If Cisco’s arc has been handled the best, Caitlin’s has been the most poorly handled of any character, particularly when looking at the show as a whole. In the first season, Caitlin’s emotional arc had to do primarily with her loss of and reunion with the love of her life, Ronnie. This arc started out quite strongly and, unlike Iris, Caitlin was given sufficient perspective for the audience to understand her pain.

However, this arc faced stumbling blocks once the show decided to ship bait Snowbarry but didn’t bother to develop Caitlin’s character in doing so.
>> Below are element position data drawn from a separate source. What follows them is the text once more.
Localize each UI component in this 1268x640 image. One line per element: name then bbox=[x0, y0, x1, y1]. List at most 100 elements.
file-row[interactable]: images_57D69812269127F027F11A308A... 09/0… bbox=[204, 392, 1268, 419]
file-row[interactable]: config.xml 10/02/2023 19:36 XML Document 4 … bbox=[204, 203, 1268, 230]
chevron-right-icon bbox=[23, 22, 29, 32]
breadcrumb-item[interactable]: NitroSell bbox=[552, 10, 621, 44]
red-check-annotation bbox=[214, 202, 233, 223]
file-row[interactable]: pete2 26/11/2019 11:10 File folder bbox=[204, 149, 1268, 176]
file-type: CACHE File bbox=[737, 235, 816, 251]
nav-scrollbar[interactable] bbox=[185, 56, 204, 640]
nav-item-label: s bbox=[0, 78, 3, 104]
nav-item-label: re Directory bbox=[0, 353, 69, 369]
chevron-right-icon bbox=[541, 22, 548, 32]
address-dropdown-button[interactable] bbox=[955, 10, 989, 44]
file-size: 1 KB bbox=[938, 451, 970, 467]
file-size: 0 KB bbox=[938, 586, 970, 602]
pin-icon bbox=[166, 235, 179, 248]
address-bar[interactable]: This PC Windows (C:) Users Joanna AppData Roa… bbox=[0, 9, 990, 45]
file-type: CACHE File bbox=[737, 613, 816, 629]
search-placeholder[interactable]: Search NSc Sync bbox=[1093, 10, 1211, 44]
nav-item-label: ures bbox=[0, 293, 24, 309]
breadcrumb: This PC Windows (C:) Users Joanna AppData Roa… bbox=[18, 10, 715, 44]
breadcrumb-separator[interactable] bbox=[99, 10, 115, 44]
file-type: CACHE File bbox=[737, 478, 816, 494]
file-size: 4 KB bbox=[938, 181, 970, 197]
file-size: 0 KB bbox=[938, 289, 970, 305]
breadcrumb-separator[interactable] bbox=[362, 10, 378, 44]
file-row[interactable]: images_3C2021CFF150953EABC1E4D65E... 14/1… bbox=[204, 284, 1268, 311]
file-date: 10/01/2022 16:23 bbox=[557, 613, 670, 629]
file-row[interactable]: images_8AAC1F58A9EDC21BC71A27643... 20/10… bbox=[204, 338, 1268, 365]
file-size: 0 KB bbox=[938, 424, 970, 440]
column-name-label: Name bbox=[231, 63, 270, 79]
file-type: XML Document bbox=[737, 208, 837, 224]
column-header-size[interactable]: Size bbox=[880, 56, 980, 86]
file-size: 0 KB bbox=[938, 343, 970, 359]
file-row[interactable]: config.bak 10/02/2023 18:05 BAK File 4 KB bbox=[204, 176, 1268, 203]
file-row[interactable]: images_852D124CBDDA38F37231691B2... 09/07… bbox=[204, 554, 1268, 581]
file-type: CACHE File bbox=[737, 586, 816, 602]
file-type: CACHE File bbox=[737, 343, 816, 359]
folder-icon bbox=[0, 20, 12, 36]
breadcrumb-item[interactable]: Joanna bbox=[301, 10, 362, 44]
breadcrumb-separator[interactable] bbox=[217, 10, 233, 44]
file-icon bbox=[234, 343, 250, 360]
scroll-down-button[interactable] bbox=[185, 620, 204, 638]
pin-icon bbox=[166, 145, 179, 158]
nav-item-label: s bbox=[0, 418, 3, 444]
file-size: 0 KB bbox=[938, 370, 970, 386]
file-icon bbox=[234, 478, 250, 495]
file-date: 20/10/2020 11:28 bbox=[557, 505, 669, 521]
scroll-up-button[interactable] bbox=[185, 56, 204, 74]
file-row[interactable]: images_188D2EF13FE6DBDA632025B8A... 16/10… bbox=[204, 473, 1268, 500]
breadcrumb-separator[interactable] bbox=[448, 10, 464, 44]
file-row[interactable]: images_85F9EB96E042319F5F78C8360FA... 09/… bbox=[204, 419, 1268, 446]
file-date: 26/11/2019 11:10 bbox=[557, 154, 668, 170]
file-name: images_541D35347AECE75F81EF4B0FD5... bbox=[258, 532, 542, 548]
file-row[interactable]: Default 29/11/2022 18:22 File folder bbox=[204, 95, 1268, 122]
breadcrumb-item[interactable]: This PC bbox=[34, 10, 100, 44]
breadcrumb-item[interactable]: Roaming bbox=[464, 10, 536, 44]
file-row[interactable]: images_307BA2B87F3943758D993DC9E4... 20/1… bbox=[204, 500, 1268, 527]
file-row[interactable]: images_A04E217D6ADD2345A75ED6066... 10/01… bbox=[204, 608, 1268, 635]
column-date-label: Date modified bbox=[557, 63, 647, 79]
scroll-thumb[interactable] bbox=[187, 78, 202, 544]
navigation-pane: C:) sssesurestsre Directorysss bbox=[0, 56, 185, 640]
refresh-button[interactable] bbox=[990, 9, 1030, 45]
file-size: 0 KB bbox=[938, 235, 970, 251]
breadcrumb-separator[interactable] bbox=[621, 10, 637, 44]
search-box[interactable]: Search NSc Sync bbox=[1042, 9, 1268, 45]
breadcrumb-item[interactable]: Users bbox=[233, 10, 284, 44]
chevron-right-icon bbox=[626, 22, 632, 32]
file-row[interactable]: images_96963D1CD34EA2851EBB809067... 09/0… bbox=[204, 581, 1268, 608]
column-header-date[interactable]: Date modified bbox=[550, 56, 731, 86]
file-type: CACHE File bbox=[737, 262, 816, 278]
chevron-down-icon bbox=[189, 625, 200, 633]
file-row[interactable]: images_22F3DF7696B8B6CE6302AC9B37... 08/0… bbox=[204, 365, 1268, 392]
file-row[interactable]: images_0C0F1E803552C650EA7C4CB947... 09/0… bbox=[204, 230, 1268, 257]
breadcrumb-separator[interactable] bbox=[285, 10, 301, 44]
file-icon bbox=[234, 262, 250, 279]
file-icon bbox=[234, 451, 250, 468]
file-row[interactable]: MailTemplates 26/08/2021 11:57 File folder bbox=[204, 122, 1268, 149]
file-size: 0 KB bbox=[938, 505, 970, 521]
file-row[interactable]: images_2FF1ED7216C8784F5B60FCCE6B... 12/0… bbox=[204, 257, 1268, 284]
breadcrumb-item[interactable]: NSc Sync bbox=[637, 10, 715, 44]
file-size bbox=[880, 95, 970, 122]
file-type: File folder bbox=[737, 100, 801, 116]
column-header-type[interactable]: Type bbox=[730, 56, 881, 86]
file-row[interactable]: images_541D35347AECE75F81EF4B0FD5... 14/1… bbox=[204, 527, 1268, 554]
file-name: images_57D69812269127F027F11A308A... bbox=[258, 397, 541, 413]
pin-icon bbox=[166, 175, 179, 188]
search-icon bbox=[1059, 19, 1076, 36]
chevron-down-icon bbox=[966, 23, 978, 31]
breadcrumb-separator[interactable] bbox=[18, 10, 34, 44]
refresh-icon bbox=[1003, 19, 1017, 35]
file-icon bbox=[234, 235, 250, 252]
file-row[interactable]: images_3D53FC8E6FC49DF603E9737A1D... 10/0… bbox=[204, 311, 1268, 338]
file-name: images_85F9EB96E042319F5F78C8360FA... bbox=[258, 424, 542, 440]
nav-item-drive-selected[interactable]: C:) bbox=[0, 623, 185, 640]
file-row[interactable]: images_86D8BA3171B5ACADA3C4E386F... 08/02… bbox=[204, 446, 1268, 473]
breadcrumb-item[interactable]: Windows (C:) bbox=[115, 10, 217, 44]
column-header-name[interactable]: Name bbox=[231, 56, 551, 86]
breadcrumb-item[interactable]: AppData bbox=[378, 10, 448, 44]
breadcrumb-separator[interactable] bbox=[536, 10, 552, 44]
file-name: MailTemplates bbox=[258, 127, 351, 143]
Instead of making these episodes a part of her character arc and allowing her to learn something about herself and perhaps even grow from them, they had no impact on the character at all and, as such, undermined her emotional arc with Ronnie and made her seem fickle. In fact, Caitlin was allowed to learn and grow from and grow very few of the events that should have emotionally impacted her last season.

This was not improved this season, when Caitlin was allowed to mourn Ronnie in the first episode but then was unceremoniously thrown in Jay’s path in an attempt to make the audience care about his character. While this could have perhaps been improved if they tied this into last season’s arc and developed it as a poorly-handled but understandable reaction to losing Ronnie again, Caitlin was only allowed to remember Ronnie and grieve for him in episodes without Jay. It wasn’t used to develop her character as much as to give Jay a purpose and to try to give his story an emotional connection with the audience.

It is possible that now, at the end of the season, they will use this arc to develop Caitlin. It is possible this will be the catalyst to turn her into Killer Frost or have significant growth for her character. However, at only five episodes to the end of the season, Caitlin’s emotional arc is only even arguably becoming primarily about her character. This is definitely something that they need to improve upon next year, as the very least a character should have is key importance in their own main emotional arcs.